The markets for equities and government bonds have returned to their long-term pattern of moving in opposite directions as a result of a U.S. tax cuts deal that is expected to boost spending there.
News of the deal fueled optimism for the U.S. economic outlook while sparking inflation concerns, triggering a sell-off in bonds and sending stocks to two-year highs -- ending a period in which the two asset classes have tracked each other.
The two asset classes had both been rallying over the past few months, prompting concerns that one of them was getting ripe for a swift change of direction.
Government bond prices have not been reflecting the economic fundamentals, but rather exceptional measures put in place as well as their safe-haven characteristics, Christophe Donay, head of strategy at Pictet, said.
People shouldn't underestimate the risk of a major correction if the economy emerges from the crisis next year.
Both asset classes have been boosted by the ample liquidity and expectations of further quantitative easing from the Federal Reserve, but this week's deal in Washington to extend tax cuts sparked sharp losses in U.S. Treasuries, hit by worries of inflation and a swelling U.S. budget deficit.

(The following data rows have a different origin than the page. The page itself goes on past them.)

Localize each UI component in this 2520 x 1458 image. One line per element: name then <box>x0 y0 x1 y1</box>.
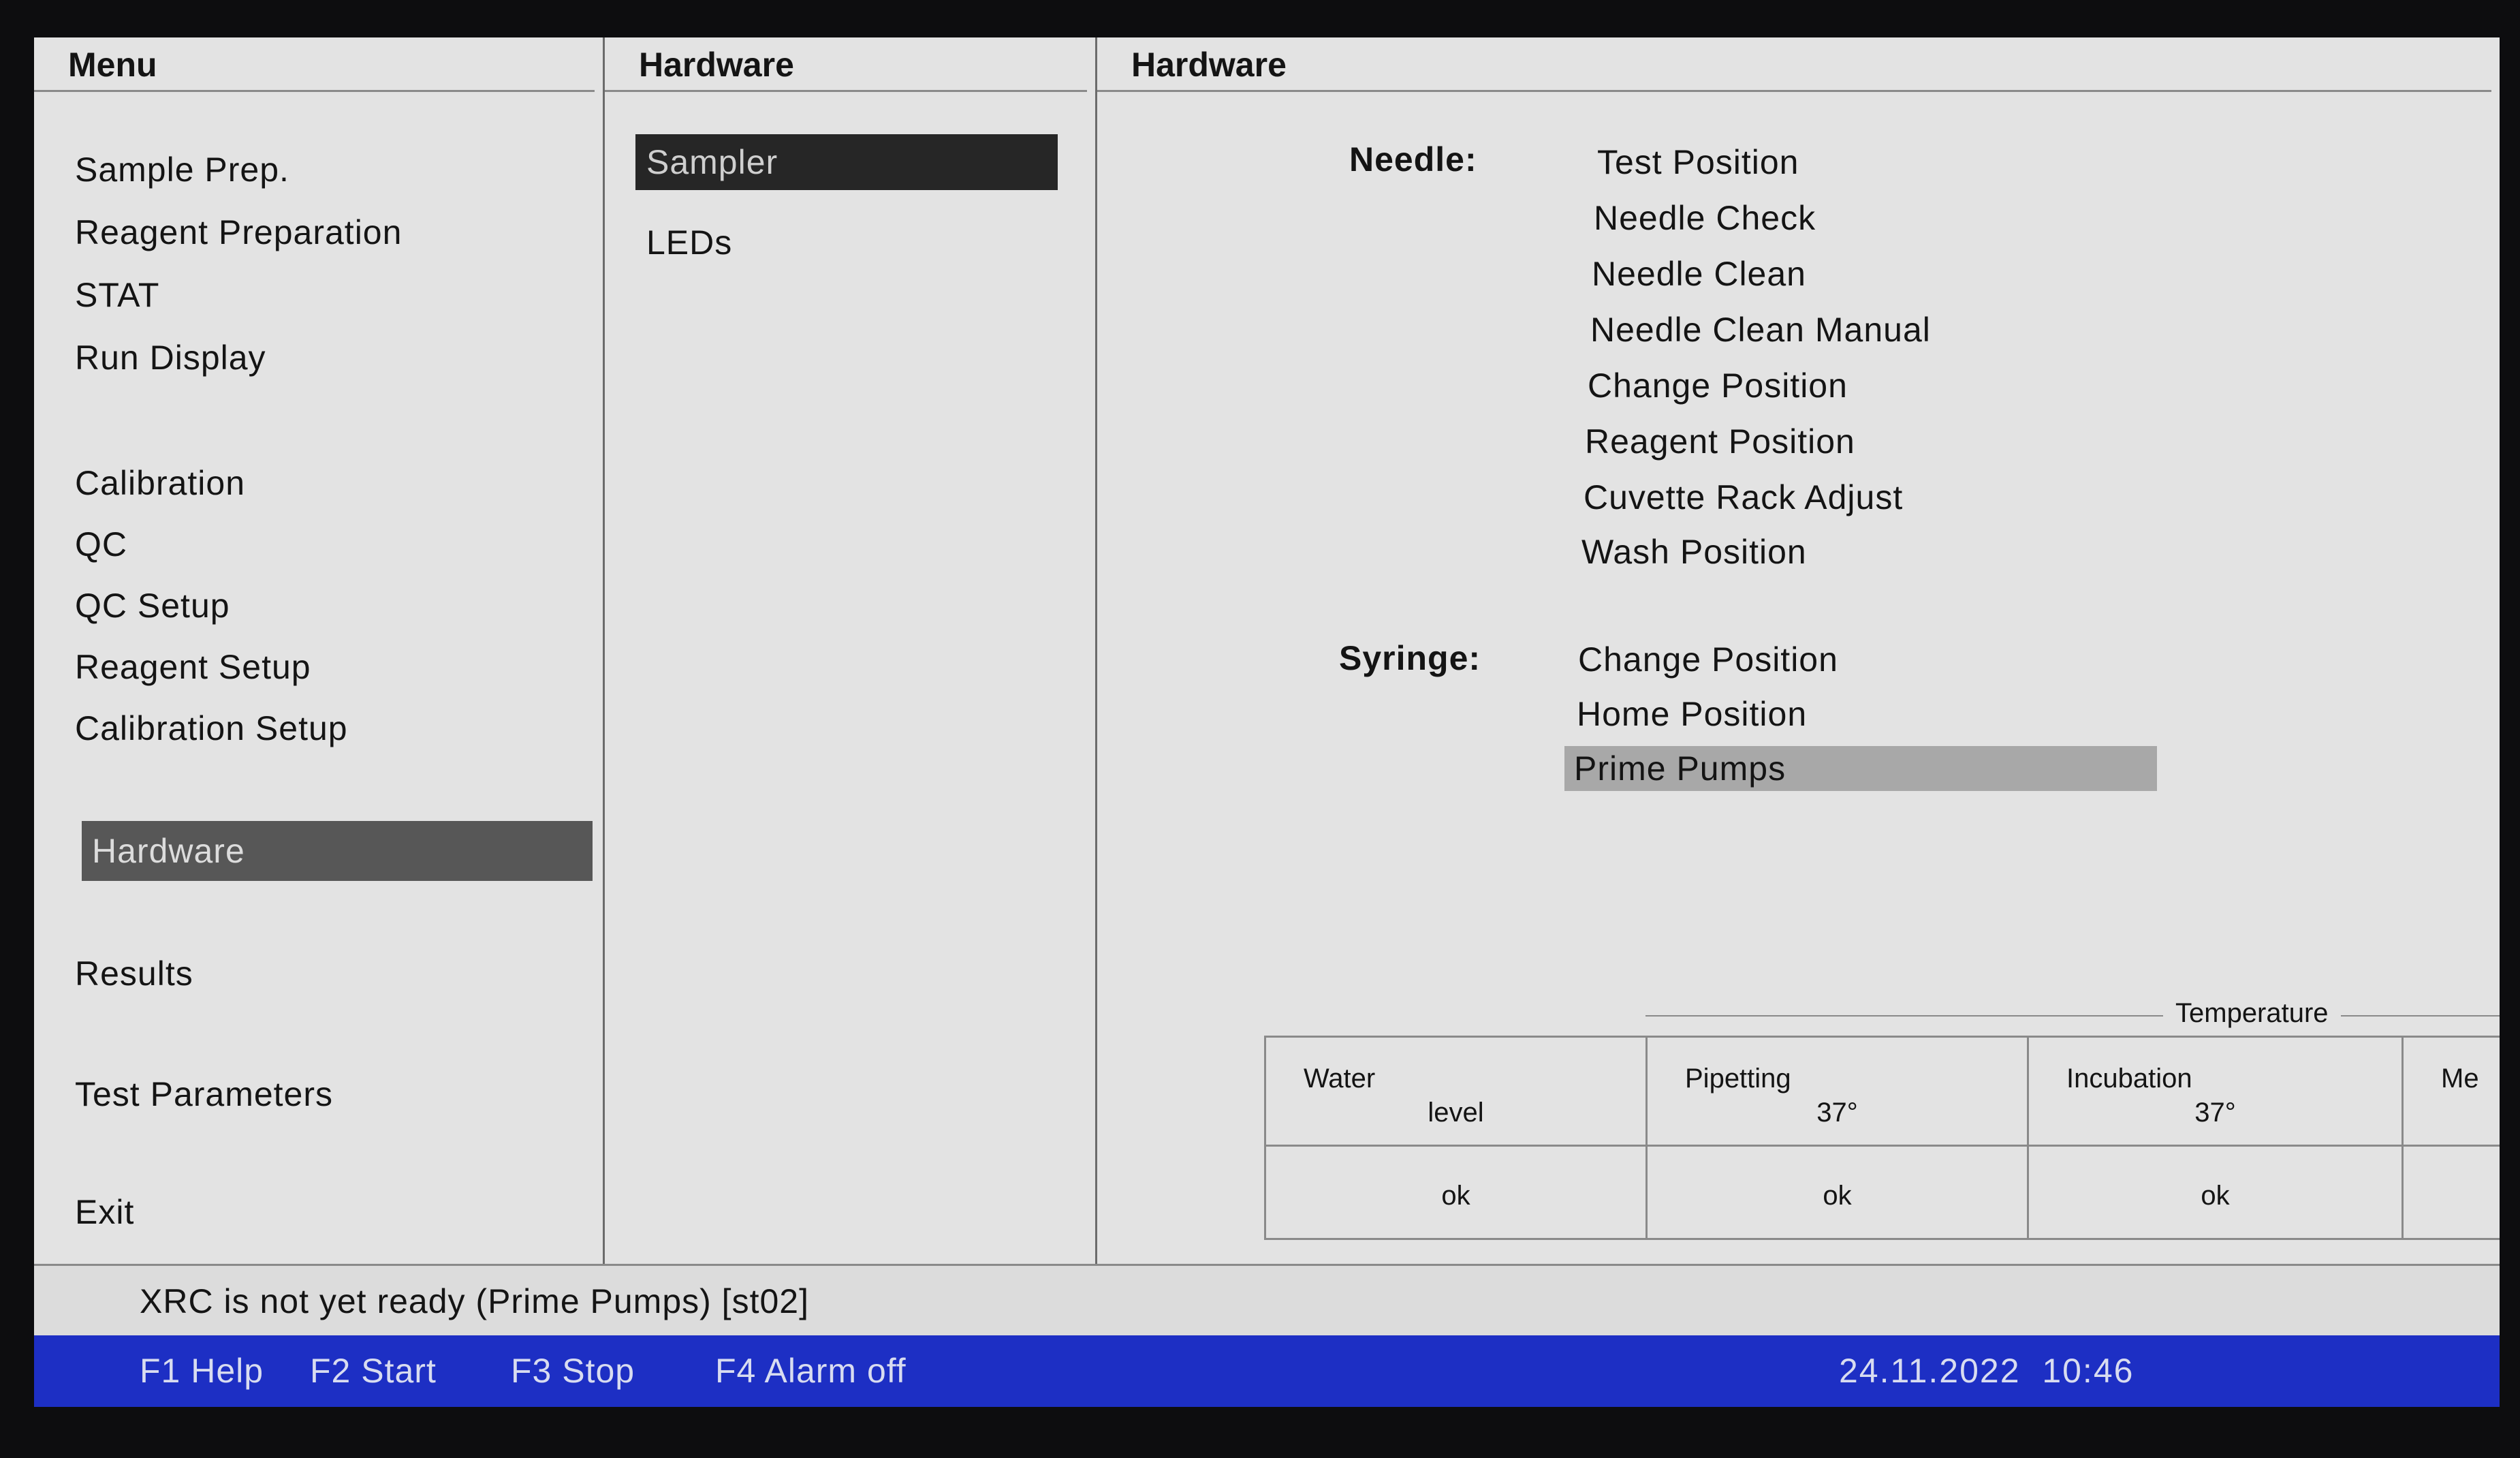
status-column-value: ok <box>1441 1181 1470 1211</box>
submenu-pane: Hardware Sampler LEDs <box>605 37 1097 1264</box>
date-time-display: 24.11.2022 10:46 <box>1839 1352 2135 1390</box>
menu-item-hardware[interactable]: Hardware <box>82 821 593 881</box>
detail-pane: Hardware Needle: Test Position Needle Ch… <box>1097 37 2500 1264</box>
submenu-item-sampler[interactable]: Sampler <box>635 134 1058 190</box>
submenu-item-leds[interactable]: LEDs <box>635 215 1058 270</box>
f4-alarm-off-key[interactable]: F4 Alarm off <box>715 1335 907 1407</box>
status-column-sub: 37° <box>2194 1098 2236 1128</box>
menu-item-exit[interactable]: Exit <box>65 1182 589 1242</box>
needle-action-cuvette-rack-adjust[interactable]: Cuvette Rack Adjust <box>1574 475 1903 520</box>
menu-item-results[interactable]: Results <box>65 944 589 1004</box>
needle-action-wash-position[interactable]: Wash Position <box>1572 529 1807 574</box>
menu-item-sample-prep[interactable]: Sample Prep. <box>65 140 589 200</box>
status-column-name: Me <box>2441 1064 2479 1094</box>
menu-header: Menu <box>34 37 595 92</box>
menu-item-reagent-setup[interactable]: Reagent Setup <box>65 637 589 697</box>
status-message: XRC is not yet ready (Prime Pumps) [st02… <box>34 1264 2500 1335</box>
syringe-action-home-position[interactable]: Home Position <box>1567 692 1807 736</box>
status-column-value: ok <box>1823 1181 1852 1211</box>
needle-action-needle-clean-manual[interactable]: Needle Clean Manual <box>1581 307 1931 352</box>
status-column-pipetting: Pipetting 37° ok <box>1645 1036 2027 1240</box>
main-menu-pane: Menu Sample Prep. Reagent Preparation ST… <box>34 37 605 1264</box>
detail-header: Hardware <box>1097 37 2491 92</box>
temperature-group-rule <box>1645 1015 2500 1017</box>
menu-item-qc[interactable]: QC <box>65 514 589 574</box>
syringe-action-prime-pumps[interactable]: Prime Pumps <box>1564 746 2157 791</box>
submenu-header: Hardware <box>605 37 1087 92</box>
menu-item-reagent-preparation[interactable]: Reagent Preparation <box>65 202 589 262</box>
function-key-bar: F1 Help F2 Start F3 Stop F4 Alarm off 24… <box>34 1335 2500 1407</box>
menu-item-stat[interactable]: STAT <box>65 265 589 325</box>
menu-item-run-display[interactable]: Run Display <box>65 328 589 388</box>
status-column-header: Water level <box>1266 1038 1645 1147</box>
status-column-header: Pipetting 37° <box>1648 1038 2027 1147</box>
status-column-sub: 37° <box>1816 1098 1858 1128</box>
syringe-label: Syringe: <box>1339 639 1481 677</box>
status-column-name: Pipetting <box>1685 1064 1791 1094</box>
menu-item-calibration[interactable]: Calibration <box>65 453 589 513</box>
status-column-header: Me <box>2404 1038 2500 1147</box>
f2-start-key[interactable]: F2 Start <box>310 1335 437 1407</box>
needle-label: Needle: <box>1349 140 1477 179</box>
menu-item-test-parameters[interactable]: Test Parameters <box>65 1064 589 1124</box>
f1-help-key[interactable]: F1 Help <box>140 1335 264 1407</box>
status-column-water-level: Water level ok <box>1264 1036 1645 1240</box>
status-column-truncated: Me <box>2401 1036 2500 1240</box>
syringe-action-change-position[interactable]: Change Position <box>1569 637 1838 682</box>
status-column-name: Water <box>1304 1064 1376 1094</box>
temperature-group-label: Temperature <box>2163 998 2341 1029</box>
status-table: Temperature Water level ok Pipetting 37°… <box>1264 998 2500 1243</box>
instrument-screen: Menu Sample Prep. Reagent Preparation ST… <box>34 37 2500 1407</box>
needle-action-test-position[interactable]: Test Position <box>1588 140 1799 185</box>
needle-action-needle-check[interactable]: Needle Check <box>1584 196 1816 241</box>
status-column-sub: level <box>1428 1098 1484 1128</box>
status-column-header: Incubation 37° <box>2029 1038 2401 1147</box>
needle-action-reagent-position[interactable]: Reagent Position <box>1575 419 1855 464</box>
menu-item-qc-setup[interactable]: QC Setup <box>65 576 589 636</box>
needle-action-change-position[interactable]: Change Position <box>1578 363 1848 408</box>
menu-item-calibration-setup[interactable]: Calibration Setup <box>65 698 589 758</box>
status-column-incubation: Incubation 37° ok <box>2027 1036 2401 1240</box>
status-column-name: Incubation <box>2066 1064 2192 1094</box>
f3-stop-key[interactable]: F3 Stop <box>511 1335 635 1407</box>
status-column-value: ok <box>2201 1181 2230 1211</box>
needle-action-needle-clean[interactable]: Needle Clean <box>1582 251 1806 296</box>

After being positive for most of November, the correlation between 10-year U.S. Treasury futures and the S&P 500 <.SPX> has fallen back into negative territory this month, at -0.26 on a rolling 25-day average on Thursday.
Excluding a blip in April during the heat of the Greek debt crisis, the correlation has been oscillating between -0.35 and -0.82 percent this year, before starting to rise in mid-October.
The correlation between German Bund futures and the STOXX Europe 600 index <.STOXX> hit -0.43 on Thursday, its lowest level since late October, and following a foray in positive territory in November. Excluding April, the correlation has been bouncing between -0.25 and -0.89 this year.